The lowdown: Infection with the notoriously dangerous strep A bacteria is so rare that Boroditsky doesn’t mention it to his patients. It’s tough to detect, but can quickly result in sepsis, flesh-eating disease and death.
“It is rare, really rare. But it can happen in anyone, from anything, even in a routine, normal vaginal delivery,” Boroditsky says. Women who experience more interventions during delivery, from pelvic exams to the insertion of forceps, vacuum, a Foley catheter or perineal stitches, are at elevated risks to contract infection.
“Anything that you put into the body can be an impetus for infection,” Boroditsky says. Because the signs of GAS mirror other common, treatable infections (fever, chills, feelings of tiredness, dehydration or nausea), it’s hard to detect it in time to beat it.
“It is so aggressive and so quick, and causes end-organ failure so rapidly, that we have to be really on the ball to catch it,” says Boroditsky.

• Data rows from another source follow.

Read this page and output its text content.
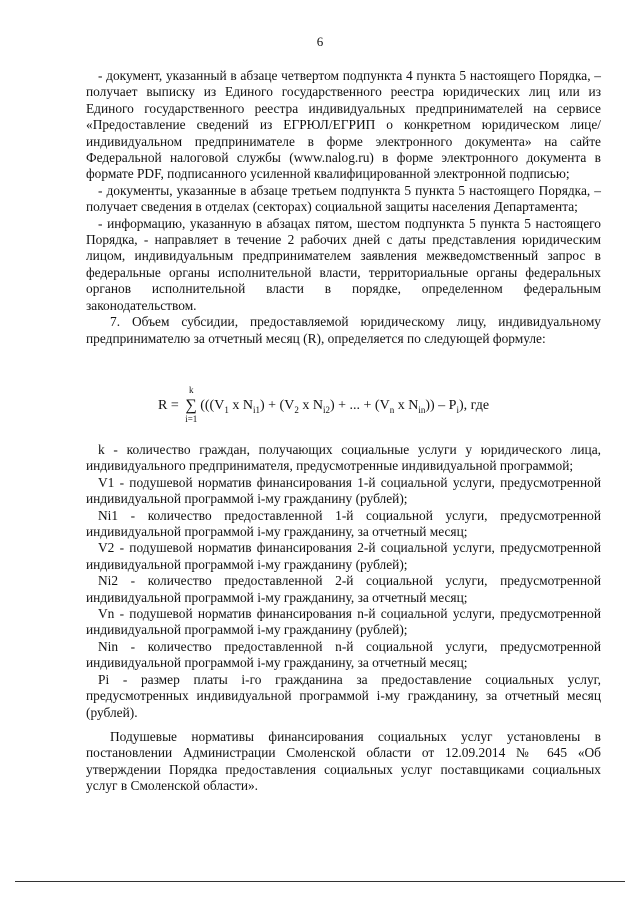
6

- документ, указанный в абзаце четвертом подпункта 4 пункта 5 настоящего Порядка, – получает выписку из Единого государственного реестра юридических лиц или из Единого государственного реестра индивидуальных предпринимателей на сервисе «Предоставление сведений из ЕГРЮЛ/ЕГРИП о конкретном юридическом лице/индивидуальном предпринимателе в форме электронного документа» на сайте Федеральной налоговой службы (www.nalog.ru) в форме электронного документа в формате PDF, подписанного усиленной квалифицированной электронной подписью;

- документы, указанные в абзаце третьем подпункта 5 пункта 5 настоящего Порядка, – получает сведения в отделах (секторах) социальной защиты населения Департамента;

- информацию, указанную в абзацах пятом, шестом подпункта 5 пункта 5 настоящего Порядка, - направляет в течение 2 рабочих дней с даты представления юридическим лицом, индивидуальным предпринимателем заявления межведомственный запрос в федеральные органы исполнительной власти, территориальные органы федеральных органов исполнительной власти в порядке, определенном федеральным законодательством.

7. Объем субсидии, предоставляемой юридическому лицу, индивидуальному предпринимателю за отчетный месяц (R), определяется по следующей формуле:

R =
k
∑
i=1
((($V_1$ x $N_{i1}) + (V_2$ x $N_{i2}$) + ... + ($V_n$ x $N_{in})) - P_i$), где

k - количество граждан, получающих социальные услуги у юридического лица, индивидуального предпринимателя, предусмотренные индивидуальной программой;

V1 - подушевой норматив финансирования 1-й социальной услуги, предусмотренной индивидуальной программой i-му гражданину (рублей);

Ni1 - количество предоставленной 1-й социальной услуги, предусмотренной индивидуальной программой i-му гражданину, за отчетный месяц;

V2 - подушевой норматив финансирования 2-й социальной услуги, предусмотренной индивидуальной программой i-му гражданину (рублей);

Ni2 - количество предоставленной 2-й социальной услуги, предусмотренной индивидуальной программой i-му гражданину, за отчетный месяц;

Vn - подушевой норматив финансирования n-й социальной услуги, предусмотренной индивидуальной программой i-му гражданину (рублей);

Nin - количество предоставленной n-й социальной услуги, предусмотренной индивидуальной программой i-му гражданину, за отчетный месяц;

Pi - размер платы i-го гражданина за предоставление социальных услуг, предусмотренных индивидуальной программой i-му гражданину, за отчетный месяц (рублей).

Подушевые нормативы финансирования социальных услуг установлены в постановлении Администрации Смоленской области от 12.09.2014 № 645 «Об утверждении Порядка предоставления социальных услуг поставщиками социальных услуг в Смоленской области».
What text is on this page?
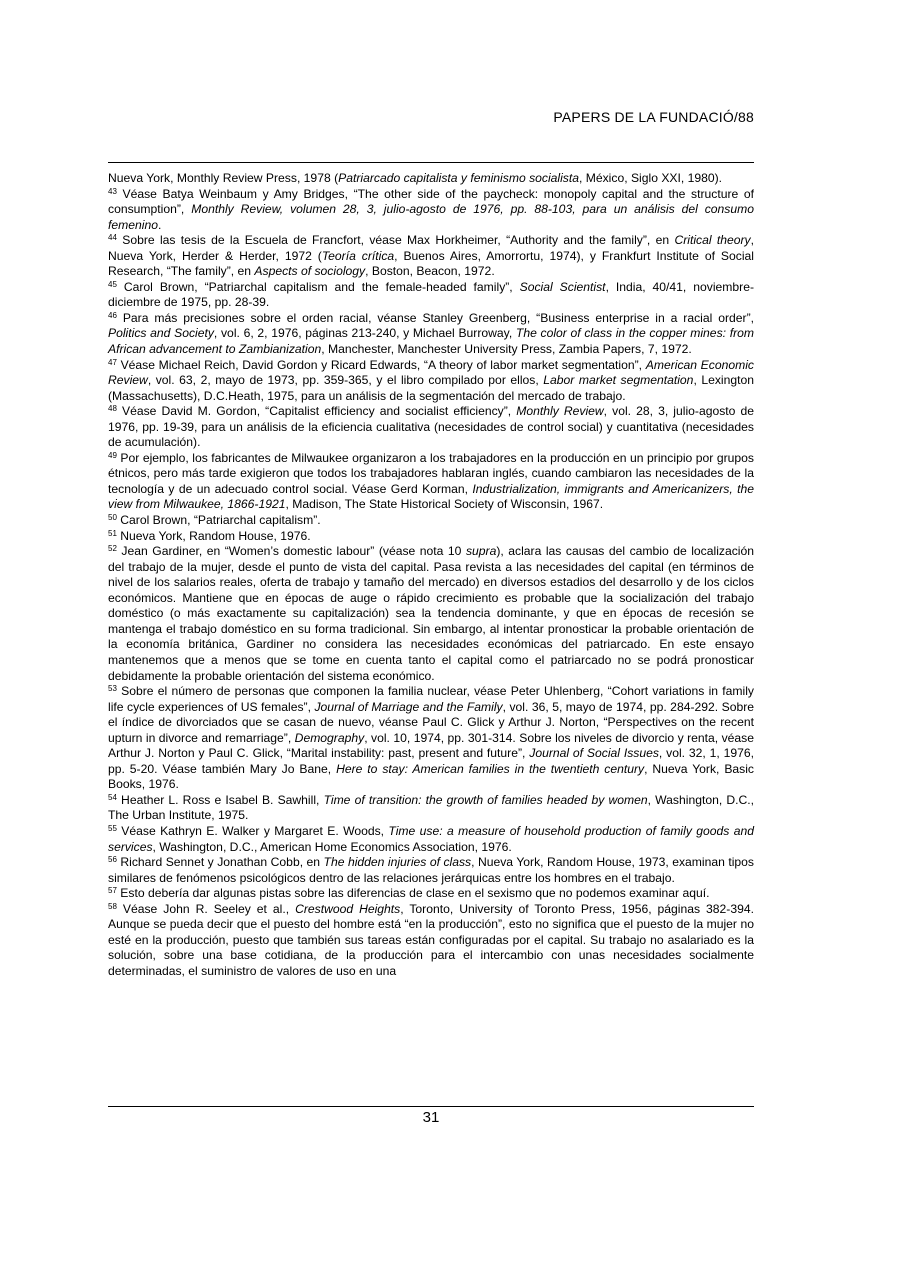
PAPERS DE LA FUNDACIÓ/88

Nueva York, Monthly Review Press, 1978 (Patriarcado capitalista y feminismo socialista, México, Siglo XXI, 1980).

$^{43}$ Véase Batya Weinbaum y Amy Bridges, “The other side of the paycheck: monopoly capital and the structure of consumption”, Monthly Review, volumen 28, 3, julio-agosto de 1976, pp. 88-103, para un análisis del consumo femenino.

$^{44}$ Sobre las tesis de la Escuela de Francfort, véase Max Horkheimer, “Authority and the family”, en Critical theory, Nueva York, Herder & Herder, 1972 (Teoría crítica, Buenos Aires, Amorrortu, 1974), y Frankfurt Institute of Social Research, “The family”, en Aspects of sociology, Boston, Beacon, 1972.

$^{45}$ Carol Brown, “Patriarchal capitalism and the female-headed family”, Social Scientist, India, 40/41, noviembre-diciembre de 1975, pp. 28-39.

$^{46}$ Para más precisiones sobre el orden racial, véanse Stanley Greenberg, “Business enterprise in a racial order”, Politics and Society, vol. 6, 2, 1976, páginas 213-240, y Michael Burroway, The color of class in the copper mines: from African advancement to Zambianization, Manchester, Manchester University Press, Zambia Papers, 7, 1972.

$^{47}$ Véase Michael Reich, David Gordon y Ricard Edwards, “A theory of labor market segmentation”, American Economic Review, vol. 63, 2, mayo de 1973, pp. 359-365, y el libro compilado por ellos, Labor market segmentation, Lexington (Massachusetts), D.C.Heath, 1975, para un análisis de la segmentación del mercado de trabajo.

$^{48}$ Véase David M. Gordon, “Capitalist efficiency and socialist efficiency”, Monthly Review, vol. 28, 3, julio-agosto de 1976, pp. 19-39, para un análisis de la eficiencia cualitativa (necesidades de control social) y cuantitativa (necesidades de acumulación).

$^{49}$ Por ejemplo, los fabricantes de Milwaukee organizaron a los trabajadores en la producción en un principio por grupos étnicos, pero más tarde exigieron que todos los trabajadores hablaran inglés, cuando cambiaron las necesidades de la tecnología y de un adecuado control social. Véase Gerd Korman, Industrialization, immigrants and Americanizers, the view from Milwaukee, 1866-1921, Madison, The State Historical Society of Wisconsin, 1967.

$^{50}$ Carol Brown, “Patriarchal capitalism”.

$^{51}$ Nueva York, Random House, 1976.

$^{52}$ Jean Gardiner, en “Women’s domestic labour” (véase nota 10 supra), aclara las causas del cambio de localización del trabajo de la mujer, desde el punto de vista del capital. Pasa revista a las necesidades del capital (en términos de nivel de los salarios reales, oferta de trabajo y tamaño del mercado) en diversos estadios del desarrollo y de los ciclos económicos. Mantiene que en épocas de auge o rápido crecimiento es probable que la socialización del trabajo doméstico (o más exactamente su capitalización) sea la tendencia dominante, y que en épocas de recesión se mantenga el trabajo doméstico en su forma tradicional. Sin embargo, al intentar pronosticar la probable orientación de la economía británica, Gardiner no considera las necesidades económicas del patriarcado. En este ensayo mantenemos que a menos que se tome en cuenta tanto el capital como el patriarcado no se podrá pronosticar debidamente la probable orientación del sistema económico.

$^{53}$ Sobre el número de personas que componen la familia nuclear, véase Peter Uhlenberg, “Cohort variations in family life cycle experiences of US females”, Journal of Marriage and the Family, vol. 36, 5, mayo de 1974, pp. 284-292. Sobre el índice de divorciados que se casan de nuevo, véanse Paul C. Glick y Arthur J. Norton, “Perspectives on the recent upturn in divorce and remarriage”, Demography, vol. 10, 1974, pp. 301-314. Sobre los niveles de divorcio y renta, véase Arthur J. Norton y Paul C. Glick, “Marital instability: past, present and future”, Journal of Social Issues, vol. 32, 1, 1976, pp. 5-20. Véase también Mary Jo Bane, Here to stay: American families in the twentieth century, Nueva York, Basic Books, 1976.

$^{54}$ Heather L. Ross e Isabel B. Sawhill, Time of transition: the growth of families headed by women, Washington, D.C., The Urban Institute, 1975.

$^{55}$ Véase Kathryn E. Walker y Margaret E. Woods, Time use: a measure of household production of family goods and services, Washington, D.C., American Home Economics Association, 1976.

$^{56}$ Richard Sennet y Jonathan Cobb, en The hidden injuries of class, Nueva York, Random House, 1973, examinan tipos similares de fenómenos psicológicos dentro de las relaciones jerárquicas entre los hombres en el trabajo.

$^{57}$ Esto debería dar algunas pistas sobre las diferencias de clase en el sexismo que no podemos examinar aquí.

$^{58}$ Véase John R. Seeley et al., Crestwood Heights, Toronto, University of Toronto Press, 1956, páginas 382-394. Aunque se pueda decir que el puesto del hombre está “en la producción”, esto no significa que el puesto de la mujer no esté en la producción, puesto que también sus tareas están configuradas por el capital. Su trabajo no asalariado es la solución, sobre una base cotidiana, de la producción para el intercambio con unas necesidades socialmente determinadas, el suministro de valores de uso en una

31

GAS can be treated with antibiotics. Women who develop flesh-eating disease (known as necrotizing fascitis) may need surgery to remove the infected tissue or limb.
Even if you are feeling uncertain, doctors urge women who feel they may have postpartum symptoms of any of the above conditions to seek help. Call your midwife or your OB, or go to the ER. "Sometimes women think, 'Oh, they sent me home from the hospital, I shouldn't go back,'" says MacQuarrie. "But we depend on people coming back.” Realistically, hospitals can’t admit and observe everyone who might develop symptoms, MacQuarrie explains. Doctors rely, to some extent, on new moms monitoring themselves. “Come back if your symptoms persist or worsen, and please don't worry about being a bother."